Blackstone Tactical Opportunities Fund II L.P. and Fidelity National Financial, Inc. have also committed, pursuant to an equity commitment letter dated as of
the date hereof, to provide additional equity funding, in the aggregate amount not to exceed $300 million, in the event that any counterparty to the forward purchase agreements previously entered into by CF Corp do not fund their commitments
thereunder, on the terms and subject to the conditions set forth in such equity commitment letter.
In addition, Blackstone Tactical Opportunities Fund II
L.P., certain affiliated funds of GSO Capital Partners LP and Fidelity National Financial, Inc. have executed limited guaranties in favor of the Company to guarantee, in the event of the termination of the Merger Agreement as a result of CF
Corps, Parents or Merger Subs intentional and material breach or fraud, the payment of a portion of any damages determined in a final judgement by a court or governmental authority or pursuant to a settlement by written agreement
of the parties to the Merger Agreement, up to a specified portion of the total transaction value.
Voting Agreement
In connection with entering into the Merger Agreement, the Company and certain shareholders of CF Corp representing in aggregate 18.7% of the issued and
outstanding common shares of CF Corp entered into a voting agreement pursuant to which such shareholders agreed to, among other things, vote or cause to be voted at any meeting of the shareholders of CF Corp called to seek (i) the adoption of
the Merger Agreement and (ii) all shareholder approvals required by the rules of Nasdaq with respect to the issuance of CF Corp Shares in connection with the Merger, all of their shares in favor of such proposals.
The foregoing description of the Merger Agreement and the transactions contemplated thereby does not purport to be complete and is subject to and qualified in
its entirety by reference to the Merger Agreement, a copy of which is attached hereto as Exhibit 2.1, and the terms of which are incorporated by reference herein.

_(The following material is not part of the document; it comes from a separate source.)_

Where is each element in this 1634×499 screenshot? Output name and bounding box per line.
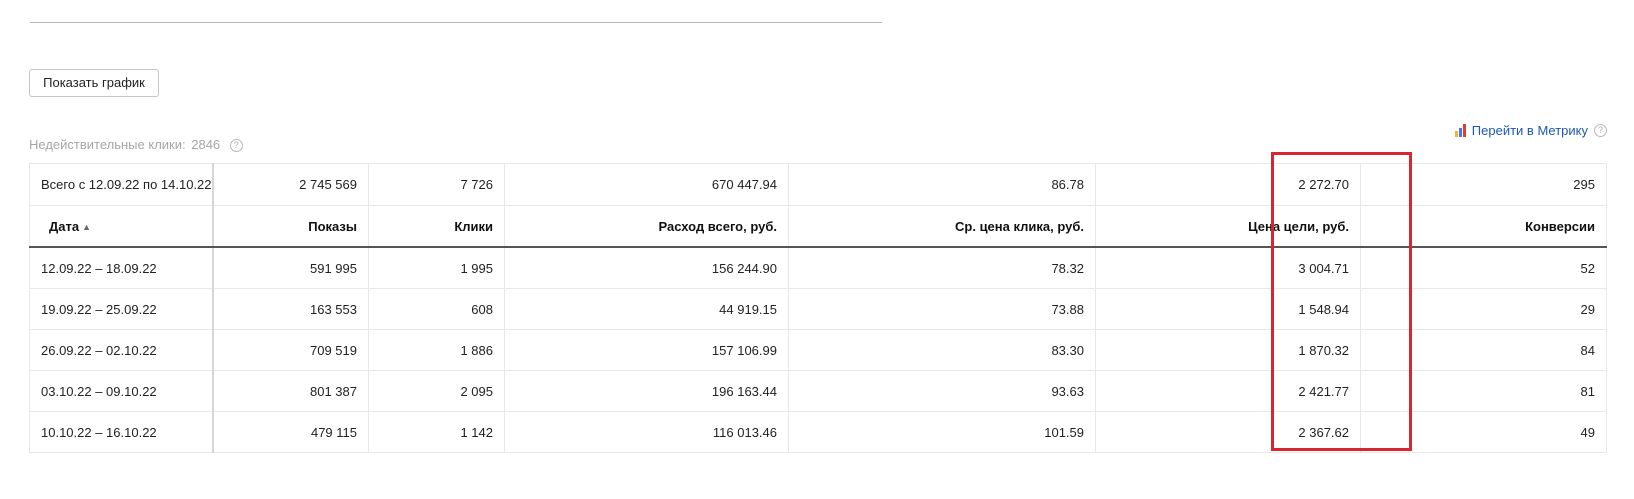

The Merger Agreement and the foregoing description of the Merger Agreement has been included to provide investors
and security holders with information regarding the terms of the Merger Agreement. It is not intended to provide any other factual information about the Company, CF Corp, Parent or any of their respective subsidiaries or affiliates. The
representations, warranties and covenants contained in the Merger Agreement were made by the parties thereto only for purposes of the Merger Agreement and as of specific dates; were made solely for the benefit of the parties to the Merger Agreement;
may be subject to limitations agreed upon by the contracting parties, including being qualified by confidential disclosures exchanged between the parties in connection with the execution of the Merger Agreement (such disclosures include information
that has been included in the Companys public disclosures, as well as additional
non-public
information); may have been made for the purposes of allocating contractual risk between the parties to the
Merger Agreement instead of establishing these matters as facts; and may be subject to standards of materiality applicable to the contracting parties that differ from those applicable to investors and reports and documents filed with the SEC.
Investors should not rely on the representations, warranties and covenants or any descriptions thereof as characterizations of the actual state of facts or condition of the Company, CF Corp or Parent or any of their respective subsidiaries or
affiliates. Additionally, the representations, warranties, covenants, conditions and other terms of the Merger Agreement may be subject to subsequent waiver or modification. Moreover, information concerning the subject matter of the representations,
warranties, covenants, conditions and other terms may change after the date of the Merger Agreement, which subsequent information may or may not be fully reflected in the Companys public disclosures.